Marco shook his head. “Dad, only you would wish to impose on me so great a delicate burden as that of a girlfriend.”
Lilly and Mrs. Hill chuckled as Marco continued. “Her name is Frigga Kite, and she’s playing Julius Caesar’s wife in the school play I told you all about.”
Mrs. Hill cleared her throat. “You better be careful, Brutus. You might end up the one dead on a stage, instead of Sir Caesar.”
“Going out with Caesar’s girl,” Mr. Hill said contemplatively, as if truly weighing the ramifications of the action. “My son, what have you done?”
Lilly withheld her urge to laugh. “Dad, calm down now. She must be a very beautiful somebody! He wants to impress her with his perfect baking skills.”
Marco turned to them and shook his head sternly. “Mother and Father, I am just ashamed to hear such childish silliness come from your mouths. And my dear sister, Lilly,” he said with an air of superiority, “it is beyond my understanding as to why you join them in this folly, especially since you have been through this same torture at their hands.” With that said, he slid the pan into the oven just as the doorbell rang. “Now, if you’ll excuse me.”

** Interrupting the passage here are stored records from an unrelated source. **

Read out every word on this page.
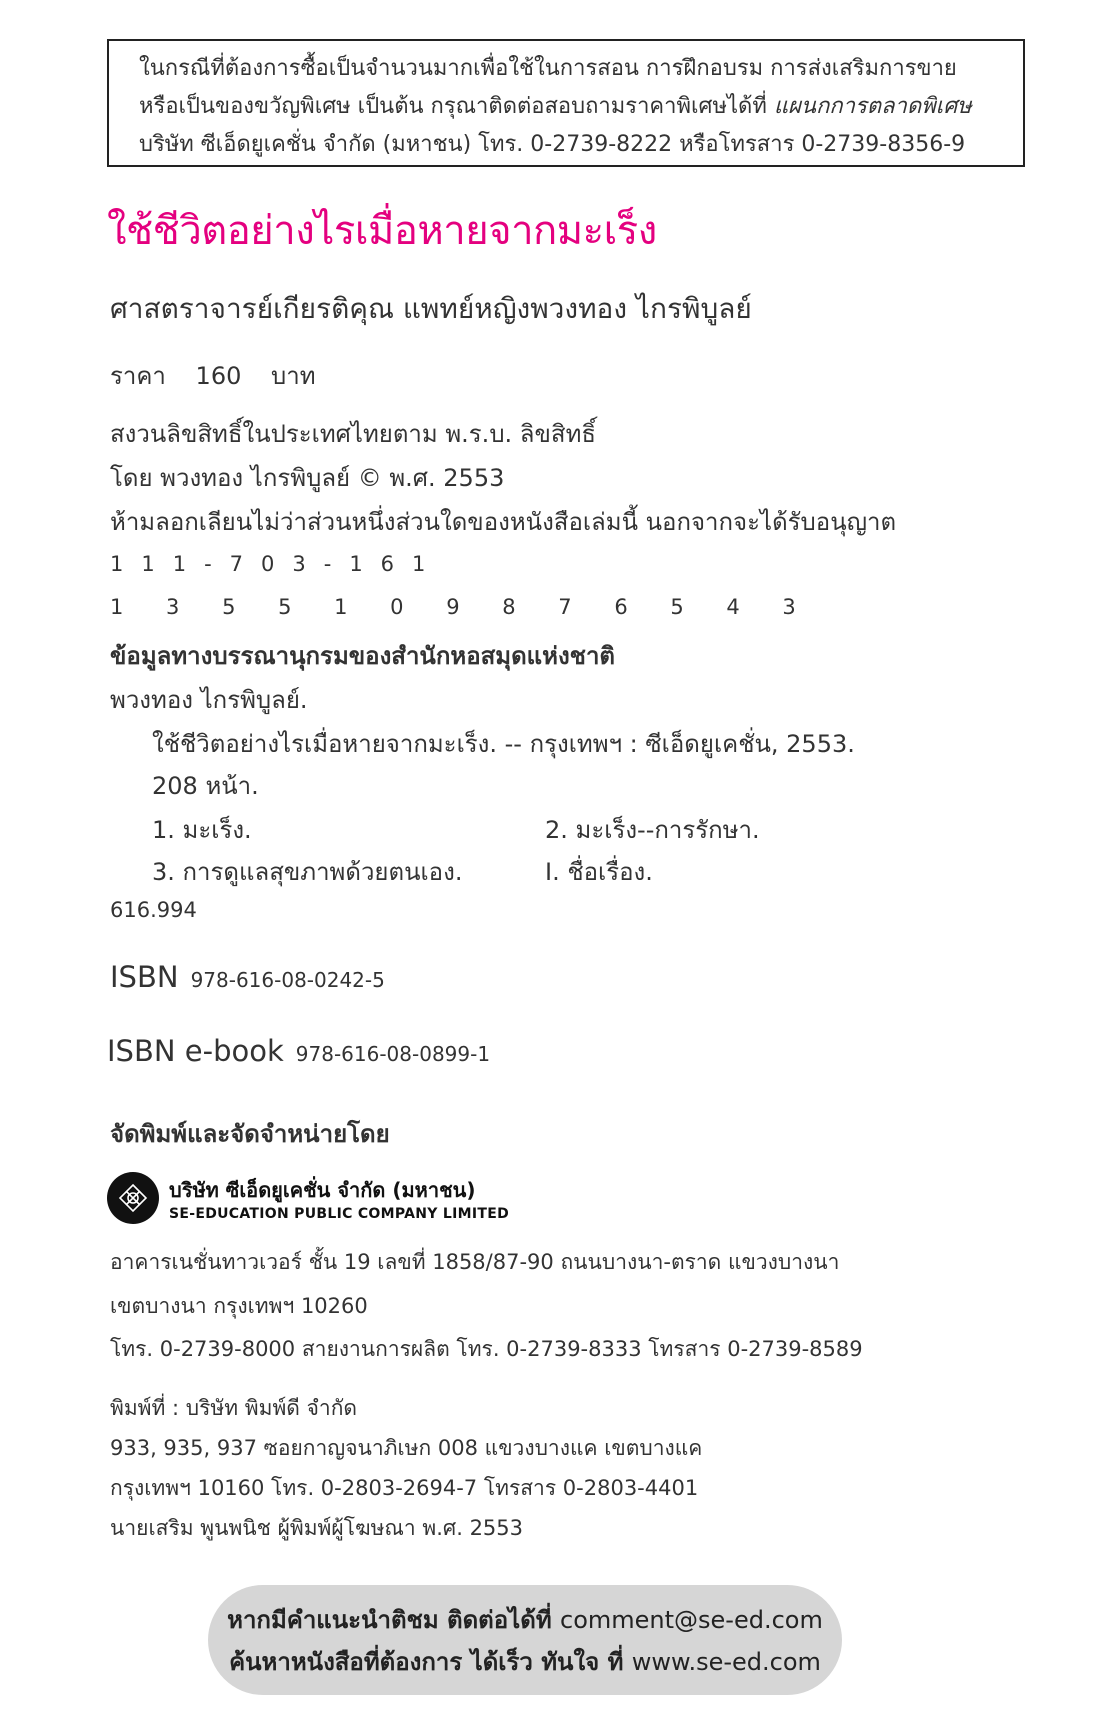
ในกรณีที่ต้องการซื้อเป็นจำนวนมากเพื่อใช้ในการสอน การฝึกอบรม การส่งเสริมการขาย
หรือเป็นของขวัญพิเศษ เป็นต้น กรุณาติดต่อสอบถามราคาพิเศษได้ที่ แผนกการตลาดพิเศษ
บริษัท ซีเอ็ดยูเคชั่น จำกัด (มหาชน) โทร. 0-2739-8222 หรือโทรสาร 0-2739-8356-9
ใช้ชีวิตอย่างไรเมื่อหายจากมะเร็ง
ศาสตราจารย์เกียรติคุณ แพทย์หญิงพวงทอง ไกรพิบูลย์
ราคา 160 บาท
สงวนลิขสิทธิ์ในประเทศไทยตาม พ.ร.บ. ลิขสิทธิ์
โดย พวงทอง ไกรพิบูลย์ © พ.ศ. 2553
ห้ามลอกเลียนไม่ว่าส่วนหนึ่งส่วนใดของหนังสือเล่มนี้ นอกจากจะได้รับอนุญาต
111-703-161
1 3 5 5 1 0 9 8 7 6 5 4 3
ข้อมูลทางบรรณานุกรมของสำนักหอสมุดแห่งชาติ
พวงทอง ไกรพิบูลย์.
ใช้ชีวิตอย่างไรเมื่อหายจากมะเร็ง. -- กรุงเทพฯ : ซีเอ็ดยูเคชั่น, 2553.
208 หน้า.
1. มะเร็ง.	2. มะเร็ง--การรักษา.
3. การดูแลสุขภาพด้วยตนเอง.	I. ชื่อเรื่อง.
616.994
ISBN 978-616-08-0242-5
ISBN e-book 978-616-08-0899-1
จัดพิมพ์และจัดจำหน่ายโดย
บริษัท ซีเอ็ดยูเคชั่น จำกัด (มหาชน)
SE-EDUCATION PUBLIC COMPANY LIMITED
อาคารเนชั่นทาวเวอร์ ชั้น 19 เลขที่ 1858/87-90 ถนนบางนา-ตราด แขวงบางนา
เขตบางนา กรุงเทพฯ 10260
โทร. 0-2739-8000 สายงานการผลิต โทร. 0-2739-8333 โทรสาร 0-2739-8589
พิมพ์ที่ : บริษัท พิมพ์ดี จำกัด
933, 935, 937 ซอยกาญจนาภิเษก 008 แขวงบางแค เขตบางแค
กรุงเทพฯ 10160 โทร. 0-2803-2694-7 โทรสาร 0-2803-4401
นายเสริม พูนพนิช ผู้พิมพ์ผู้โฆษณา พ.ศ. 2553
หากมีคำแนะนำติชม ติดต่อได้ที่ comment@se-ed.com
ค้นหาหนังสือที่ต้องการ ได้เร็ว ทันใจ ที่ www.se-ed.com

As soon as Marco disappeared around the kitchen doorway, Lilly and her parents bent over in laughter and shared a three-way highfive. They straightened up as Marco returned with Frigga, a pretty big-eyed Indian girl bringing with her the scent of hotel lotion. He shot them a warning look and proceeded to show her around.
“Welcome to our home,” Mrs. Hill said to Frigga.
“Thank you, Mrs. Hill,” Frigga replied. “Why does this say ‘Ask before ye eat’?” she asked, pointing up at the flowery paper bearing those words which was tacked to one of the glossy cabinets.
“Oh, that’s the cabinet storing my mother’s favorite snacks—the snacks she loves so much we must ask her before we take them so she’ll know when to replenish them for her own pleasure,” Marco reported.
“That’s true,” Mrs. Hill said smiling at Frigga.